Past

Vicky Marshall: New Works.

September 10 - October 10, 2015

Kardosh Projects, in association with Marion Scott Gallery, is pleased to announce an exhibition of new works by Vancouver painter Vicky Marshall. Opening September 10 and continuing through October 10, Vicky Marshall: New Works will present 8 new large canvases produced within the last two years. The solo exhibition, the artist’s first in Vancouver in more than five years, will reveal a new phase in the evolution of Marshall’s practice. Perhaps best known for her expressionistic landscapes and images of urban street life, Marshall’s bold new series of works draws upon everyday objects as the starting point for her focused formal investigations. Also included in the exhibition is a series of related charcoal drawings similarly representing objects from daily life.

In her new paintings, Marshall’s attentiveness to the forms and textures of her everyday environment is combined with a more highly structured approach to pictorial form, resulting in images that are at once visceral and considered. “In past work, I have used everyday objects as a subject matter for walking a line between abstraction and representation,” said Marshall in a statement. “In my recent paintings, I am moving further away from narrative in choosing objects purely for how they allow me to define space.”

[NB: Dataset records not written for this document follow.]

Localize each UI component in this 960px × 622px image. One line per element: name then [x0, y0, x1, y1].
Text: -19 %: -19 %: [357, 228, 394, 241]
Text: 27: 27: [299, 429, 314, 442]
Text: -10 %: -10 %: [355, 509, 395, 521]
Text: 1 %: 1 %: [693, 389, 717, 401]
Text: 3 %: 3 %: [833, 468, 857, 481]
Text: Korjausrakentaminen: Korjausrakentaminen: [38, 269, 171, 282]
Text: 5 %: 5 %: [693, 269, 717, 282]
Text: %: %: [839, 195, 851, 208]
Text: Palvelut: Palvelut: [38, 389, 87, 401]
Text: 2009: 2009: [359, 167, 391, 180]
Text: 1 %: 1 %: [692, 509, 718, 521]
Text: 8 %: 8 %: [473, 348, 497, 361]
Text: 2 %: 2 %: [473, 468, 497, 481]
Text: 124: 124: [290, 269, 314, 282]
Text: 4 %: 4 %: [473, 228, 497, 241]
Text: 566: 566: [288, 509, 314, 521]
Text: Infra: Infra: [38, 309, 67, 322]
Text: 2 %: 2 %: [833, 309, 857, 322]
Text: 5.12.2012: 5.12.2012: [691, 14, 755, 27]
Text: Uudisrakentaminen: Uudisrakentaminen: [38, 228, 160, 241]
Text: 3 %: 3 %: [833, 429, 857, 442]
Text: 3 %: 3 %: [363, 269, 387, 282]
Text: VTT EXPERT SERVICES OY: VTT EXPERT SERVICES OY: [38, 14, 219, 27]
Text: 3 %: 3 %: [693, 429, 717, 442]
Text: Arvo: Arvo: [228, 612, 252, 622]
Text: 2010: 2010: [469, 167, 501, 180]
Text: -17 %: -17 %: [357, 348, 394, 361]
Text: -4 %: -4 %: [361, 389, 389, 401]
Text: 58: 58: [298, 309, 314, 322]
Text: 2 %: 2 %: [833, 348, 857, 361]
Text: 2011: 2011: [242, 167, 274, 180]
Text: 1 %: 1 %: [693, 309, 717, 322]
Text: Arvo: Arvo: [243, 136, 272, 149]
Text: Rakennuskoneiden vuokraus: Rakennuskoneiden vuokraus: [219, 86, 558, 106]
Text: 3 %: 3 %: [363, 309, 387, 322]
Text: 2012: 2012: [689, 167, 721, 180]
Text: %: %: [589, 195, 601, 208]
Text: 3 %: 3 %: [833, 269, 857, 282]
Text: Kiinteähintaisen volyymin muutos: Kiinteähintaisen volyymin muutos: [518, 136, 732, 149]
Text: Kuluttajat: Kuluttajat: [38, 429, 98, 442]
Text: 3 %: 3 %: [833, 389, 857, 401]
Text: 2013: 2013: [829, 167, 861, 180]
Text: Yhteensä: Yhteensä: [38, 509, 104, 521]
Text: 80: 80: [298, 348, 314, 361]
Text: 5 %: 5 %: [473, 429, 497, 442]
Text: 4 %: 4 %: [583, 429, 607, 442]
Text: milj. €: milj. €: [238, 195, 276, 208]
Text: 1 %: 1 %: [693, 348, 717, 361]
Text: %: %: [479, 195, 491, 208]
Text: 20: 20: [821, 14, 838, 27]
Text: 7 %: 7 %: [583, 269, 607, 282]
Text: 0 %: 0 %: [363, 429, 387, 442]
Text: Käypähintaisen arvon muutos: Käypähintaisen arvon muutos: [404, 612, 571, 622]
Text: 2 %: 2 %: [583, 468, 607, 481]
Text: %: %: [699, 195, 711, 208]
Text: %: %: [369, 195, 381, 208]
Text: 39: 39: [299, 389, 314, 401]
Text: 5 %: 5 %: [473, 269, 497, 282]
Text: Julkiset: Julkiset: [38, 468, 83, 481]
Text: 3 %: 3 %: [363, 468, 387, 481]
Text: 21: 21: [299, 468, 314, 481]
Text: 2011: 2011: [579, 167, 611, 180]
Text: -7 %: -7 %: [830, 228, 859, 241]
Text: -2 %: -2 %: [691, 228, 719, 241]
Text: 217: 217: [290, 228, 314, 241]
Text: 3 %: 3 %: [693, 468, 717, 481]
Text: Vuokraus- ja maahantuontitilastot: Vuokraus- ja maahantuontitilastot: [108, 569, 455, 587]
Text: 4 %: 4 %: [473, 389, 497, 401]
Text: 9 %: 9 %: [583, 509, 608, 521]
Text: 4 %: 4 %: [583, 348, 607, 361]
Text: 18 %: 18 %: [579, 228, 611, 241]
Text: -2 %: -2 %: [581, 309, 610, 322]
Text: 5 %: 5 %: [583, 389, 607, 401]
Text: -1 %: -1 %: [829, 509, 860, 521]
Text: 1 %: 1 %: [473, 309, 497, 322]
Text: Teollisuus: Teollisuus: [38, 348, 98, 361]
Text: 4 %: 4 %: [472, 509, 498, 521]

The works featured in this exhibition evolved from a well-known series of large-format paintings of bird’s nests that the artist completed five years ago. As with the earlier series, these newer works bristle with aggressive vigor and bold technique, the difference being that they depict man-made objects as opposed to those found in nature. The objects portrayed here include energy saving light bulbs on their sides, spools of string, a set of keys, and, in charcoal, a shiny chrome teakettle. Marshall’s attention to mundane items from modern life, and her transformation of their humble forms into subjects of large paintings, can be seen as belonging to the tradition of 1960s Pop art. Indeed, to make the ordinary seem extraordinary is one of Marshall’s key objectives. But whereas Pop typically relies on realism to achieve its ends, Marshall’s textured and passionately gestural canvases drip and ooze with abstract expressionist energy and physicality.

Many of the objects in Marshall’s paintings and drawings speak to the domestic world, reflecting a decidedly feminine sensibility—an aspect of her imagery that the artist freely acknowledges and accepts. Ultimately, however, Marshall sees the subject matter and its specific associations as secondary to her primary concern, which centres on the representation of forms in space. “It’s not what you paint, it’s how you paint it,” she states. Drawn to forms with unusual shapes and volumes, Marshall’s most exciting challenge, as she sees it, is to represent objects in abstract space. While the works in the current exhibition are in many cases more formally abstract than in the past, Marshall’s approach is consistent with her 30-year practice, which has always been concerned to celebrate and explore the tension between abstraction and representation.

Vicky Marshall: New Works is the artist’s first solo exhibition with Kardosh Projects.